La jeune fille reprit immédiatement le chemin des barrières.

Là tout demeurait encore dans le plus profond silence.

Doucement Miss Tracey s’engagea dans les chaînes et franchit ce premier obstacle sans faire le moindre bruit. Et elle marcha, très encouragée, vers la deuxième barrière.

Mais elle s’arrêta soudain à mi-chemin, laissant son regard surpris se fixer sur une ombre humaine, immobile, appuyée contre le mur d’un bâtiment.

Miss Tracey demeura ainsi une minute, et l’ombre qu’elle distinguait vaguement ne bougeait pas.

Elle arma sa main droite d’un pistolet et lentement elle marcha sur cette ombre. Elle s’arrêta à deux pas, tremblante, presque agitée. Et pourtant l’ombre n’avait ni remué ni prononcé une parole.

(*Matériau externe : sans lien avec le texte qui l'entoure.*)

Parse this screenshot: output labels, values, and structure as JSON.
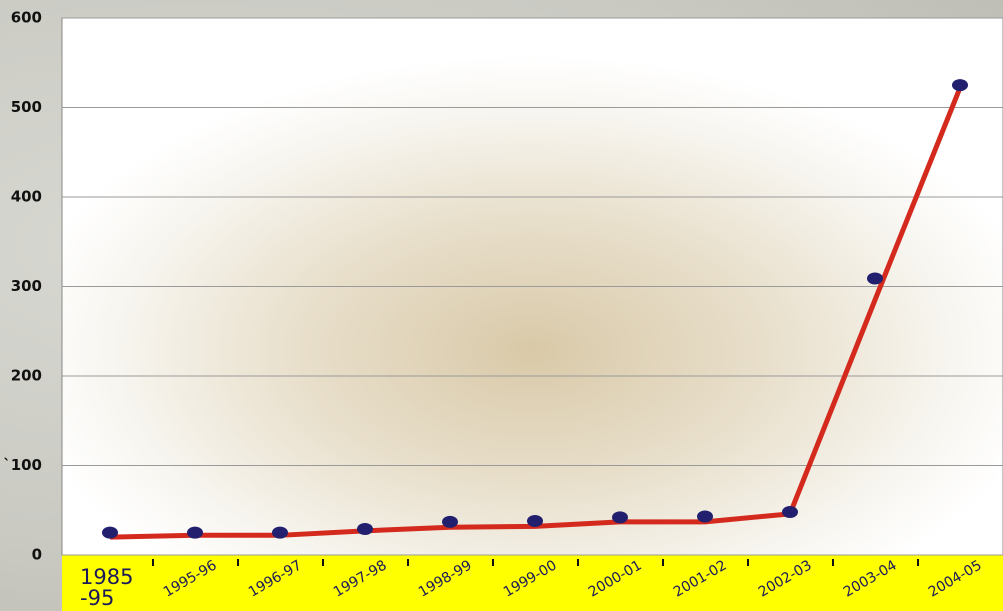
{
  "chart_data": {
    "type": "line",
    "categories": [
      "1985\n-95",
      "1995-96",
      "1996-97",
      "1997-98",
      "1998-99",
      "1999-00",
      "2000-01",
      "2001-02",
      "2002-03",
      "2003-04",
      "2004-05"
    ],
    "series": [
      {
        "color": "#d42a1e",
        "values": [
          20,
          22,
          22,
          27,
          31,
          32,
          37,
          37,
          46,
          285,
          522
        ]
      },
      {
        "color": "#22206e",
        "values": [
          25,
          25,
          25,
          29,
          37,
          38,
          42,
          43,
          48,
          309,
          525
        ]
      }
    ],
    "ylim": [
      0,
      600
    ],
    "yticks": [
      0,
      {
        "value": 100,
        "label": "`100"
      },
      200,
      300,
      400,
      500,
      600
    ],
    "grid": true
  }
}
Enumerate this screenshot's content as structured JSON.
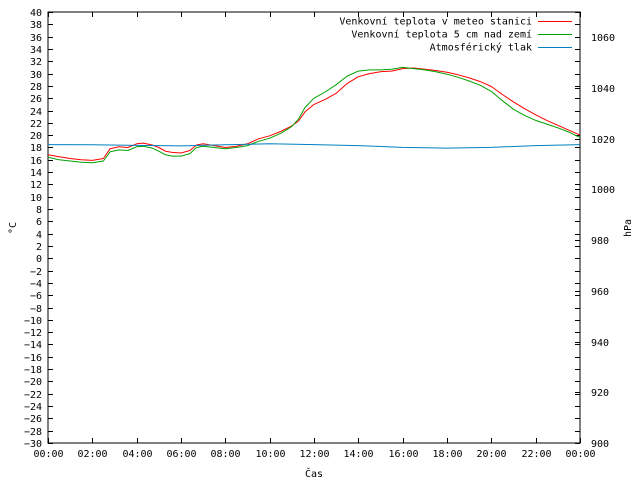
{
  "chart_data": {
    "type": "line",
    "xlabel": "Čas",
    "ylabel": "°C",
    "y2label": "hPa",
    "x_ticks": [
      "00:00",
      "02:00",
      "04:00",
      "06:00",
      "08:00",
      "10:00",
      "12:00",
      "14:00",
      "16:00",
      "18:00",
      "20:00",
      "22:00",
      "00:00"
    ],
    "x_range_hours": [
      0,
      24
    ],
    "ylim": [
      -30,
      40
    ],
    "y_tick_step": 2,
    "y2lim": [
      900,
      1070
    ],
    "y2_ticks": [
      900,
      920,
      940,
      960,
      980,
      1000,
      1020,
      1040,
      1060
    ],
    "grid": false,
    "legend_position": "top-right",
    "series": [
      {
        "name": "Venkovní teplota v meteo stanici",
        "axis": "y",
        "color": "#ff0000",
        "points": [
          [
            0,
            16.8
          ],
          [
            0.5,
            16.5
          ],
          [
            1.0,
            16.2
          ],
          [
            1.5,
            16.0
          ],
          [
            2.0,
            15.9
          ],
          [
            2.5,
            16.2
          ],
          [
            2.8,
            17.8
          ],
          [
            3.2,
            18.1
          ],
          [
            3.6,
            18.0
          ],
          [
            4.0,
            18.6
          ],
          [
            4.3,
            18.7
          ],
          [
            4.7,
            18.4
          ],
          [
            5.0,
            18.0
          ],
          [
            5.3,
            17.4
          ],
          [
            5.6,
            17.2
          ],
          [
            6.0,
            17.1
          ],
          [
            6.4,
            17.5
          ],
          [
            6.7,
            18.4
          ],
          [
            7.0,
            18.6
          ],
          [
            7.5,
            18.3
          ],
          [
            8.0,
            18.0
          ],
          [
            8.5,
            18.2
          ],
          [
            9.0,
            18.6
          ],
          [
            9.5,
            19.4
          ],
          [
            10.0,
            19.9
          ],
          [
            10.5,
            20.6
          ],
          [
            11.0,
            21.5
          ],
          [
            11.3,
            22.3
          ],
          [
            11.6,
            23.8
          ],
          [
            12.0,
            25.0
          ],
          [
            12.5,
            25.8
          ],
          [
            13.0,
            26.8
          ],
          [
            13.5,
            28.4
          ],
          [
            14.0,
            29.5
          ],
          [
            14.5,
            30.0
          ],
          [
            15.0,
            30.3
          ],
          [
            15.5,
            30.4
          ],
          [
            16.0,
            30.8
          ],
          [
            16.5,
            30.9
          ],
          [
            17.0,
            30.7
          ],
          [
            17.5,
            30.5
          ],
          [
            18.0,
            30.2
          ],
          [
            18.5,
            29.8
          ],
          [
            19.0,
            29.3
          ],
          [
            19.5,
            28.7
          ],
          [
            20.0,
            27.9
          ],
          [
            20.5,
            26.6
          ],
          [
            21.0,
            25.4
          ],
          [
            21.5,
            24.3
          ],
          [
            22.0,
            23.3
          ],
          [
            22.5,
            22.4
          ],
          [
            23.0,
            21.6
          ],
          [
            23.5,
            20.8
          ],
          [
            24.0,
            20.0
          ]
        ]
      },
      {
        "name": "Venkovní teplota 5 cm nad zemí",
        "axis": "y",
        "color": "#00a000",
        "points": [
          [
            0,
            16.4
          ],
          [
            0.5,
            16.0
          ],
          [
            1.0,
            15.8
          ],
          [
            1.5,
            15.6
          ],
          [
            2.0,
            15.5
          ],
          [
            2.5,
            15.8
          ],
          [
            2.8,
            17.3
          ],
          [
            3.2,
            17.6
          ],
          [
            3.6,
            17.5
          ],
          [
            4.0,
            18.1
          ],
          [
            4.3,
            18.2
          ],
          [
            4.7,
            17.9
          ],
          [
            5.0,
            17.4
          ],
          [
            5.3,
            16.8
          ],
          [
            5.6,
            16.6
          ],
          [
            6.0,
            16.6
          ],
          [
            6.4,
            17.0
          ],
          [
            6.7,
            18.0
          ],
          [
            7.0,
            18.2
          ],
          [
            7.5,
            18.0
          ],
          [
            8.0,
            17.8
          ],
          [
            8.5,
            18.0
          ],
          [
            9.0,
            18.3
          ],
          [
            9.5,
            19.0
          ],
          [
            10.0,
            19.5
          ],
          [
            10.5,
            20.3
          ],
          [
            11.0,
            21.4
          ],
          [
            11.3,
            22.6
          ],
          [
            11.6,
            24.5
          ],
          [
            12.0,
            26.0
          ],
          [
            12.5,
            27.0
          ],
          [
            13.0,
            28.2
          ],
          [
            13.5,
            29.6
          ],
          [
            14.0,
            30.4
          ],
          [
            14.5,
            30.6
          ],
          [
            15.0,
            30.6
          ],
          [
            15.5,
            30.7
          ],
          [
            16.0,
            31.0
          ],
          [
            16.5,
            30.8
          ],
          [
            17.0,
            30.6
          ],
          [
            17.5,
            30.3
          ],
          [
            18.0,
            29.9
          ],
          [
            18.5,
            29.4
          ],
          [
            19.0,
            28.8
          ],
          [
            19.5,
            28.1
          ],
          [
            20.0,
            27.1
          ],
          [
            20.5,
            25.6
          ],
          [
            21.0,
            24.2
          ],
          [
            21.5,
            23.2
          ],
          [
            22.0,
            22.4
          ],
          [
            22.5,
            21.8
          ],
          [
            23.0,
            21.2
          ],
          [
            23.5,
            20.5
          ],
          [
            24.0,
            19.6
          ]
        ]
      },
      {
        "name": "Atmosférický tlak",
        "axis": "y2",
        "color": "#0080c0",
        "points": [
          [
            0,
            1017.7
          ],
          [
            2,
            1017.6
          ],
          [
            4,
            1017.4
          ],
          [
            6,
            1017.2
          ],
          [
            8,
            1017.6
          ],
          [
            10,
            1018.0
          ],
          [
            12,
            1017.7
          ],
          [
            14,
            1017.3
          ],
          [
            16,
            1016.6
          ],
          [
            18,
            1016.3
          ],
          [
            20,
            1016.6
          ],
          [
            22,
            1017.3
          ],
          [
            24,
            1017.7
          ]
        ]
      }
    ]
  }
}
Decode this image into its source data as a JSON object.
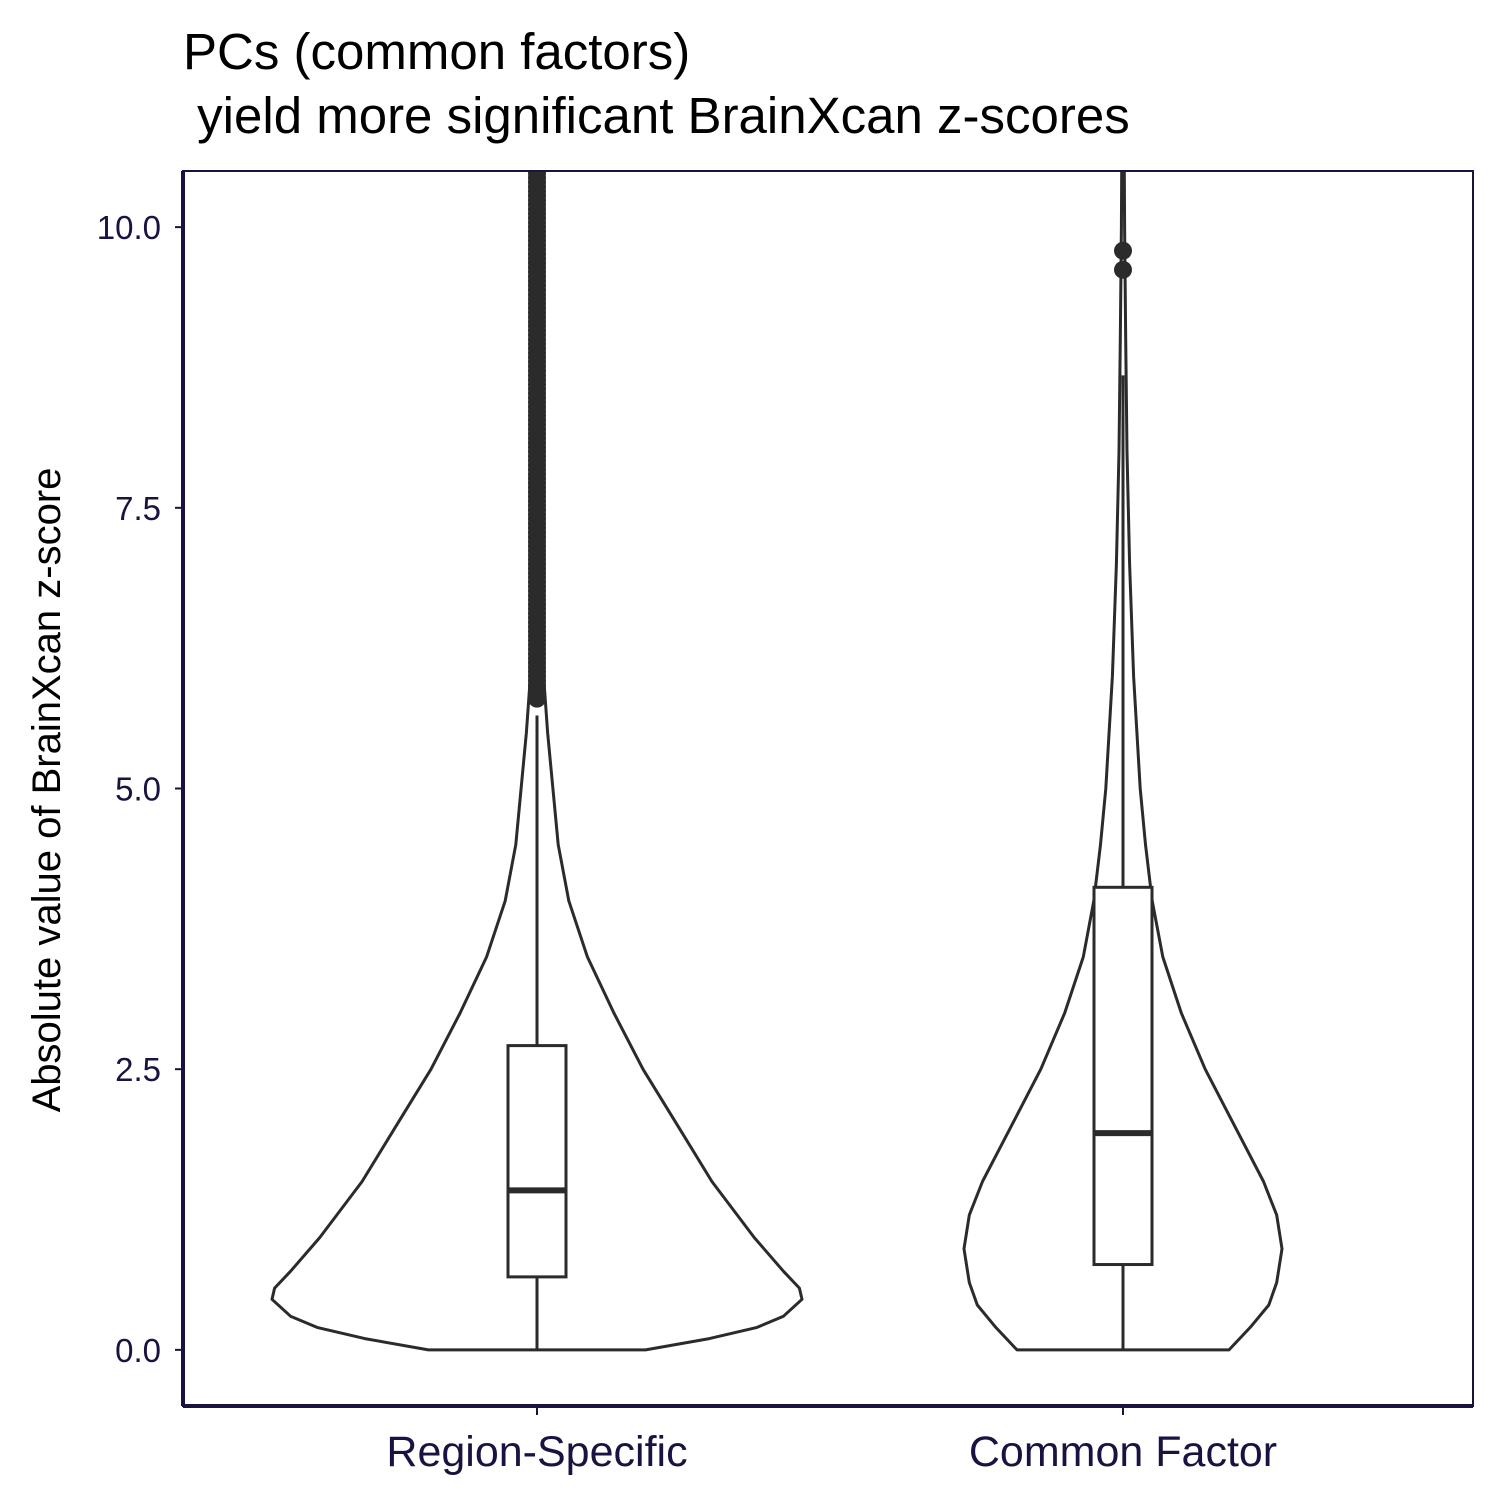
{
  "chart_data": {
    "type": "violin",
    "title_lines": [
      "PCs (common factors)",
      " yield more significant BrainXcan z-scores"
    ],
    "xlabel": "",
    "ylabel": "Absolute value of BrainXcan z-score",
    "categories": [
      "Region-Specific",
      "Common Factor"
    ],
    "ylim": [
      -0.5,
      10.5
    ],
    "yticks": [
      "0.0",
      "2.5",
      "5.0",
      "7.5",
      "10.0"
    ],
    "grid": false,
    "legend": "none",
    "colors": {
      "axis": "#1a1240",
      "tick_text": "#1a1240",
      "mark": "#2b2b2b",
      "fill": "#ffffff"
    },
    "series": [
      {
        "category": "Region-Specific",
        "box": {
          "q1": 0.65,
          "median": 1.42,
          "q3": 2.71,
          "whisker_low": 0.0,
          "whisker_high": 5.65
        },
        "outlier_range": [
          5.8,
          10.5
        ],
        "violin_profile": [
          [
            0.0,
            0.41
          ],
          [
            0.1,
            0.65
          ],
          [
            0.2,
            0.83
          ],
          [
            0.3,
            0.93
          ],
          [
            0.45,
            1.0
          ],
          [
            0.55,
            0.99
          ],
          [
            0.7,
            0.93
          ],
          [
            1.0,
            0.82
          ],
          [
            1.5,
            0.66
          ],
          [
            2.0,
            0.53
          ],
          [
            2.5,
            0.4
          ],
          [
            3.0,
            0.29
          ],
          [
            3.5,
            0.19
          ],
          [
            4.0,
            0.12
          ],
          [
            4.5,
            0.08
          ],
          [
            5.0,
            0.06
          ],
          [
            5.5,
            0.04
          ],
          [
            6.0,
            0.025
          ],
          [
            7.0,
            0.015
          ],
          [
            8.0,
            0.01
          ],
          [
            10.5,
            0.005
          ]
        ]
      },
      {
        "category": "Common Factor",
        "box": {
          "q1": 0.76,
          "median": 1.93,
          "q3": 4.12,
          "whisker_low": 0.0,
          "whisker_high": 8.68
        },
        "outliers": [
          9.62,
          9.79
        ],
        "violin_profile": [
          [
            0.0,
            0.4
          ],
          [
            0.2,
            0.48
          ],
          [
            0.4,
            0.55
          ],
          [
            0.6,
            0.58
          ],
          [
            0.9,
            0.6
          ],
          [
            1.2,
            0.58
          ],
          [
            1.5,
            0.53
          ],
          [
            2.0,
            0.42
          ],
          [
            2.5,
            0.31
          ],
          [
            3.0,
            0.22
          ],
          [
            3.5,
            0.15
          ],
          [
            4.0,
            0.11
          ],
          [
            4.5,
            0.085
          ],
          [
            5.0,
            0.065
          ],
          [
            6.0,
            0.04
          ],
          [
            7.0,
            0.025
          ],
          [
            8.0,
            0.015
          ],
          [
            9.0,
            0.01
          ],
          [
            10.0,
            0.006
          ],
          [
            10.5,
            0.005
          ]
        ]
      }
    ]
  }
}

Mais là Miss Tracey reconnut la porte d’une baraque, et contre le cadre de cette porte elle vit très diffusément un milicien qui, les deux mains appuyées contre le canon de son fusil, paraissait dormir tranquillement. Seulement, ce milicien lui parut de très petite taille. Mais Miss Tracey n’avait pas de lanterne pour reconnaître plus nettement à qui elle avait affaire. Elle entendait la respiration régulière du dormeur, et cela parut la rassurer. Elle s’écarta doucement, et, tout en laissant ses yeux rivés sur l’ombre humaine et la tenant en joue de son pistolet, elle gagna la seconde barrière. Là elle s’arrêta… elle ne distinguait plus le milicien. Elle écouta. Elle n’entendit rien que la respiration plus faible du dormeur. Alors elle sourit, repassa à sa ceinture son pistolet devenu inutile, et elle franchit la deuxième barrière.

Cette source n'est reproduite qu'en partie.